The Court first found that there was no evidence that Kaneko controlled the Company at the time of the Release. The Court next held that a seal was not required and there was nothing to suggest that a lack of translation impacted the Release’s validity.  In addition, the Court found that the subsequent ratification of the Release by the Company’s board of directors, including its chief executive officer, was powerful, undisputed evidence that the board of directors understood the Release.

The Court then considered whether the Release was unsupported by consideration because there was no provision stating that Kaneko assisting in the return of the management shares was the consideration for the Company releasing its claims against him. The Court found that there was no requirement to state the consideration in such explicit terms and that the parties involved in the execution and negotiation of the Release knew its purpose and what each party was giving and getting in exchange for the Release. The Court further held that the consideration supporting the Release was not past consideration, especially in light of the fact that the Release was held in escrow until all mutual covenants were satisfied. Finally, the Court found that, even though the Company may have already been entitled to acquire the management shares, the Company’s failure to possess the shares prevented the commencement of negotiations with the private equity companies, and, therefore, Kaneko’s assistance in retrieving the shares constituted valuable consideration. 

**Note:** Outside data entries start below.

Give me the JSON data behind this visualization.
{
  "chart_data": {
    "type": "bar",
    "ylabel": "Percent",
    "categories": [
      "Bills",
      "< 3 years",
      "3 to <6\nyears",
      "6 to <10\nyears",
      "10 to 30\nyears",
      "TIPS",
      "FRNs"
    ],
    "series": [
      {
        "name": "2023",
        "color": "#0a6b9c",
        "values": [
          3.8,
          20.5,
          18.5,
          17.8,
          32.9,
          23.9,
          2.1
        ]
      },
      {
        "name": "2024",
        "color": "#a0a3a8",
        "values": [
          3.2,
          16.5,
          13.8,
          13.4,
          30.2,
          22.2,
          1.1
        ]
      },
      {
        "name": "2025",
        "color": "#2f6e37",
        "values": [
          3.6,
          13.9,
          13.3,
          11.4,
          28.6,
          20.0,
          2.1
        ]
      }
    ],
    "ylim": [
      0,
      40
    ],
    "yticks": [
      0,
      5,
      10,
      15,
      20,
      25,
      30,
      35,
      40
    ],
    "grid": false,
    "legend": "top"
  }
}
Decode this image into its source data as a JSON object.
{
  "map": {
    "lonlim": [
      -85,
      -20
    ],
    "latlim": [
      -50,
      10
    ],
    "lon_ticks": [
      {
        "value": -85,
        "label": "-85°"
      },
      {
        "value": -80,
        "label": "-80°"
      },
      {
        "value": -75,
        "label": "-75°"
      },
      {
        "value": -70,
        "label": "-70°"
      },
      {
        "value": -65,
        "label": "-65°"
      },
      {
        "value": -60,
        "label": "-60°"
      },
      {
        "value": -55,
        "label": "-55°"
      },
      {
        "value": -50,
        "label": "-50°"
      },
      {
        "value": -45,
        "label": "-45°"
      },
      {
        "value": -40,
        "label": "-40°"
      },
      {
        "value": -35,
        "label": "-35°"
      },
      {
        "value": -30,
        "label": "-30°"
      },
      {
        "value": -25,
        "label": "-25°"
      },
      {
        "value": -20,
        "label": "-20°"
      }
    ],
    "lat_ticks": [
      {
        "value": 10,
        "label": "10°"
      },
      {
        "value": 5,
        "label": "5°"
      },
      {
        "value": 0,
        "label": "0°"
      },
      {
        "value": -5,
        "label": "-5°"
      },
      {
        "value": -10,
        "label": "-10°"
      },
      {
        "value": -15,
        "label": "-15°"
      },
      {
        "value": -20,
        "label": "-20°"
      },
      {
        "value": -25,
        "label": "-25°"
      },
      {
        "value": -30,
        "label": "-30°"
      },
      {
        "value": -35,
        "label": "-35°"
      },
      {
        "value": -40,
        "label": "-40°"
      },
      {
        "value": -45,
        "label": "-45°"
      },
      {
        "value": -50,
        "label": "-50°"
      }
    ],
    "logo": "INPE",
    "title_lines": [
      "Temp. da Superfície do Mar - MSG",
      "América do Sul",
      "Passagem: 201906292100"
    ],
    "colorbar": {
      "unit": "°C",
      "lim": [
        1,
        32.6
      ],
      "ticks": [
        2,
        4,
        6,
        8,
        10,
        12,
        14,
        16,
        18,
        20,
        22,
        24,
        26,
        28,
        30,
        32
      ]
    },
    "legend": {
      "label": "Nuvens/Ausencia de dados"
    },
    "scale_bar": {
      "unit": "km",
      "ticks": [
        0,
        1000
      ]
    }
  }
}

The Court finally considered whether Lewis was authorized to negotiate and sign the release. The Court found that Lewis was authorized to do so because he entered into an agreement with the Company in which the parties agreed that Lewis would obtain the return of the management shares that did not specify the steps that Lewis was entitled to take to acquire the shares. In addition, Lewis presented the idea of working with Kaneko to the Company and explained to the Company why it should work with Kaneko to ensure the return of the shares. Furthermore, even if Lewis lacked such authority, the Company’s board of directors ratified the decision to enter into the Release. Thus, the Court granted summary judgment in favor of Kaneko on all claims asserted against him, though it stayed his request for mandatory indemnification until the entry of a final, non-appealable judgment and rejected his request that the Court shift fees as a result of alleged bad faith by the Receiver.